Modify an already-created assignment

You can access, modify, turn in, reclaim, or return any Google Classroom stream item that has at least one of your add-on attachments, regardless of who created the stream item. Stream items are any Announcement, CourseWork assignment, or CourseWorkMaterial.

To demonstrate this, you'll add a route to modify a given stream item. Use this method to verify that you can access and modify stream items created by you using the API and created by a teacher through the Google Classroom UI.

Add one more link or button to the web page you first edited in this walkthrough. It should open a new route to modify a CourseWork assignment.

Python

The provided Python example modifies the /index route that was modified earlier in this walkthrough.

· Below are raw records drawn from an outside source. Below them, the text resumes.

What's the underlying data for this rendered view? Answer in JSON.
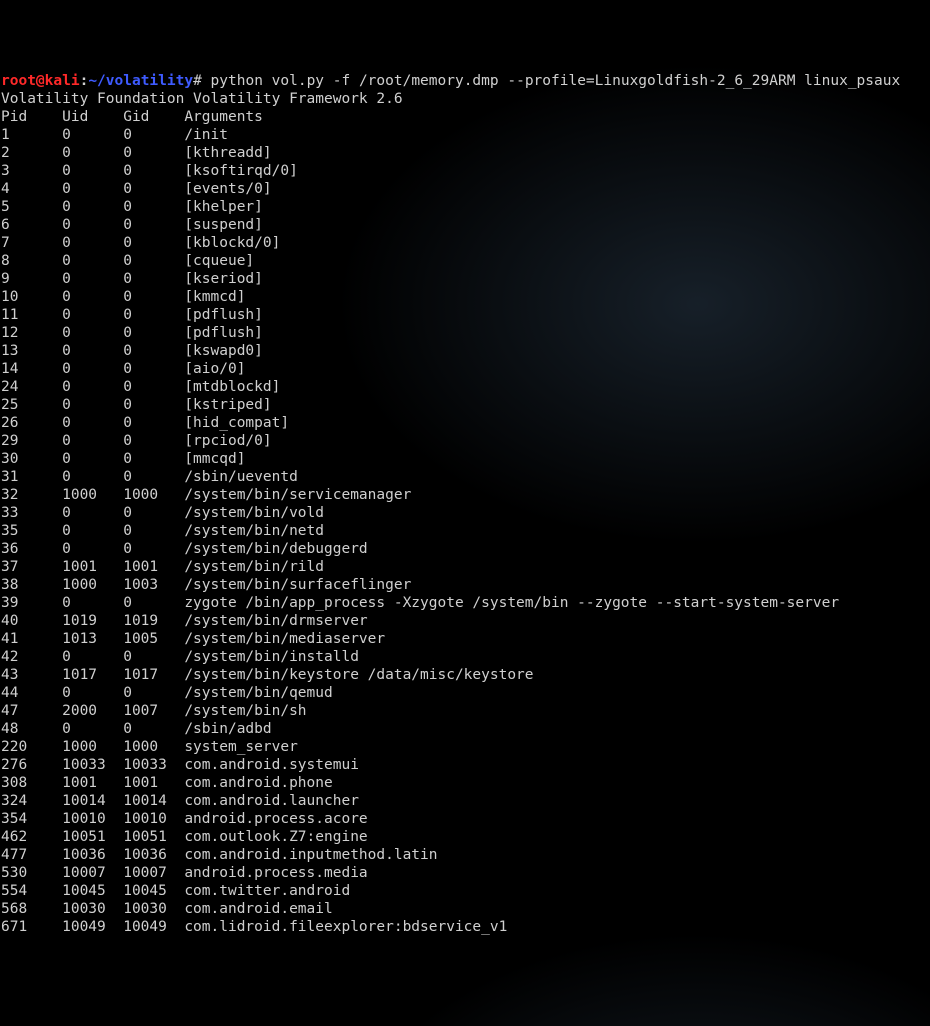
{
  "prompt": {
    "user": "root@kali",
    "sep1": ":",
    "path": "~/volatility",
    "hash": "#",
    "command": " python vol.py -f /root/memory.dmp --profile=Linuxgoldfish-2_6_29ARM linux_psaux"
  },
  "banner": "Volatility Foundation Volatility Framework 2.6",
  "header": {
    "pid": "Pid",
    "uid": "Uid",
    "gid": "Gid",
    "args": "Arguments"
  },
  "processes": [
    {
      "pid": "1",
      "uid": "0",
      "gid": "0",
      "args": "/init"
    },
    {
      "pid": "2",
      "uid": "0",
      "gid": "0",
      "args": "[kthreadd]"
    },
    {
      "pid": "3",
      "uid": "0",
      "gid": "0",
      "args": "[ksoftirqd/0]"
    },
    {
      "pid": "4",
      "uid": "0",
      "gid": "0",
      "args": "[events/0]"
    },
    {
      "pid": "5",
      "uid": "0",
      "gid": "0",
      "args": "[khelper]"
    },
    {
      "pid": "6",
      "uid": "0",
      "gid": "0",
      "args": "[suspend]"
    },
    {
      "pid": "7",
      "uid": "0",
      "gid": "0",
      "args": "[kblockd/0]"
    },
    {
      "pid": "8",
      "uid": "0",
      "gid": "0",
      "args": "[cqueue]"
    },
    {
      "pid": "9",
      "uid": "0",
      "gid": "0",
      "args": "[kseriod]"
    },
    {
      "pid": "10",
      "uid": "0",
      "gid": "0",
      "args": "[kmmcd]"
    },
    {
      "pid": "11",
      "uid": "0",
      "gid": "0",
      "args": "[pdflush]"
    },
    {
      "pid": "12",
      "uid": "0",
      "gid": "0",
      "args": "[pdflush]"
    },
    {
      "pid": "13",
      "uid": "0",
      "gid": "0",
      "args": "[kswapd0]"
    },
    {
      "pid": "14",
      "uid": "0",
      "gid": "0",
      "args": "[aio/0]"
    },
    {
      "pid": "24",
      "uid": "0",
      "gid": "0",
      "args": "[mtdblockd]"
    },
    {
      "pid": "25",
      "uid": "0",
      "gid": "0",
      "args": "[kstriped]"
    },
    {
      "pid": "26",
      "uid": "0",
      "gid": "0",
      "args": "[hid_compat]"
    },
    {
      "pid": "29",
      "uid": "0",
      "gid": "0",
      "args": "[rpciod/0]"
    },
    {
      "pid": "30",
      "uid": "0",
      "gid": "0",
      "args": "[mmcqd]"
    },
    {
      "pid": "31",
      "uid": "0",
      "gid": "0",
      "args": "/sbin/ueventd"
    },
    {
      "pid": "32",
      "uid": "1000",
      "gid": "1000",
      "args": "/system/bin/servicemanager"
    },
    {
      "pid": "33",
      "uid": "0",
      "gid": "0",
      "args": "/system/bin/vold"
    },
    {
      "pid": "35",
      "uid": "0",
      "gid": "0",
      "args": "/system/bin/netd"
    },
    {
      "pid": "36",
      "uid": "0",
      "gid": "0",
      "args": "/system/bin/debuggerd"
    },
    {
      "pid": "37",
      "uid": "1001",
      "gid": "1001",
      "args": "/system/bin/rild"
    },
    {
      "pid": "38",
      "uid": "1000",
      "gid": "1003",
      "args": "/system/bin/surfaceflinger"
    },
    {
      "pid": "39",
      "uid": "0",
      "gid": "0",
      "args": "zygote /bin/app_process -Xzygote /system/bin --zygote --start-system-server"
    },
    {
      "pid": "40",
      "uid": "1019",
      "gid": "1019",
      "args": "/system/bin/drmserver"
    },
    {
      "pid": "41",
      "uid": "1013",
      "gid": "1005",
      "args": "/system/bin/mediaserver"
    },
    {
      "pid": "42",
      "uid": "0",
      "gid": "0",
      "args": "/system/bin/installd"
    },
    {
      "pid": "43",
      "uid": "1017",
      "gid": "1017",
      "args": "/system/bin/keystore /data/misc/keystore"
    },
    {
      "pid": "44",
      "uid": "0",
      "gid": "0",
      "args": "/system/bin/qemud"
    },
    {
      "pid": "47",
      "uid": "2000",
      "gid": "1007",
      "args": "/system/bin/sh"
    },
    {
      "pid": "48",
      "uid": "0",
      "gid": "0",
      "args": "/sbin/adbd"
    },
    {
      "pid": "220",
      "uid": "1000",
      "gid": "1000",
      "args": "system_server"
    },
    {
      "pid": "276",
      "uid": "10033",
      "gid": "10033",
      "args": "com.android.systemui"
    },
    {
      "pid": "308",
      "uid": "1001",
      "gid": "1001",
      "args": "com.android.phone"
    },
    {
      "pid": "324",
      "uid": "10014",
      "gid": "10014",
      "args": "com.android.launcher"
    },
    {
      "pid": "354",
      "uid": "10010",
      "gid": "10010",
      "args": "android.process.acore"
    },
    {
      "pid": "462",
      "uid": "10051",
      "gid": "10051",
      "args": "com.outlook.Z7:engine"
    },
    {
      "pid": "477",
      "uid": "10036",
      "gid": "10036",
      "args": "com.android.inputmethod.latin"
    },
    {
      "pid": "530",
      "uid": "10007",
      "gid": "10007",
      "args": "android.process.media"
    },
    {
      "pid": "554",
      "uid": "10045",
      "gid": "10045",
      "args": "com.twitter.android"
    },
    {
      "pid": "568",
      "uid": "10030",
      "gid": "10030",
      "args": "com.android.email"
    },
    {
      "pid": "671",
      "uid": "10049",
      "gid": "10049",
      "args": "com.lidroid.fileexplorer:bdservice_v1"
    }
  ]
}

<!-- /webapp/templates/index.html -->
<a href="modify-coursework-assignment.html">Create a CourseWork Assignment</a>

Create a new route to handle the CourseWork-related routes. This is in the coursework_routes.py file in our provided example.

# Check that the user is signed in.
credentials = get_credentials()

if not credentials:
  return start_auth_flow("coursework_assignment_callback")

# Get the Google Classroom service.
classroom_service = get_classroom_service()

# The ID of the course to which the assignment will be added.
# Ordinarily, you'll prompt the user to specify which course to use. For
# simplicity, we use a hard-coded value in this example.
course_id = 1234567890  # TODO(developer) Replace with an actual course ID.
assignment_id = 1234567890  # TODO(developer) Replace with an actual assignment ID.

# Retrieve details about the CourseWork assignment.
get_coursework_response = (
    classroom_service.courses()
    .courseWork()
    .get(courseId=course_id, id=assignment_id)
    .execute()
)

# Alter the current title.
assignment_title = f"{get_coursework_response.get('title')} (Modified by API request)"

# Issue a request to modify the assignment.
modify_coursework_response = (
    classroom_service.courses()
    .courseWork()
    .patch(
        courseId=course_id,
        id=assignment_id,
        updateMask="title",
        body={"title": assignment_title},
    )
    .execute()
)

Test the add-on

To keep things simple, the provided examples use hard-coded course and assignment identifiers. You can get these identifiers by making requests with teacher credentials to the get and list methods of the courses and courseWork resources. They're also returned in the response when creating courseWork assignments.

Run your server, then navigate to your index page and sign in as a teacher user without a Google Workspace for Education Teaching & Learning or Plus license. You can toggle a user's license status from your test domain's Admin console.Click the Create a CourseWork Assignment button, then open the Google Classroom UI and verify that an assignment with a Link Material attachment was created. The attachment should show the title of the linked web page and a URL.

Test add-on attachment creation

Return to the index page and sign in as a teacher user with a Google Workspace for Education Teaching & Learning or Plus license. Click the Create a CourseWork Assignment button, then open the Google Classroom UI and verify that an assignment with an add-on attachment was created. The attachment should show the name of your add-on application and the title specified in your code.

Test assignment modification

Return to the index page and ensure that you are signed in as a teacher user with a Teaching & Learning or Plus license. Click the Modify a CourseWork Assignment button, then return to the Google Classroom UI and verify that the assignment title has been altered.

Congratulations! You've completed the walkthrough series.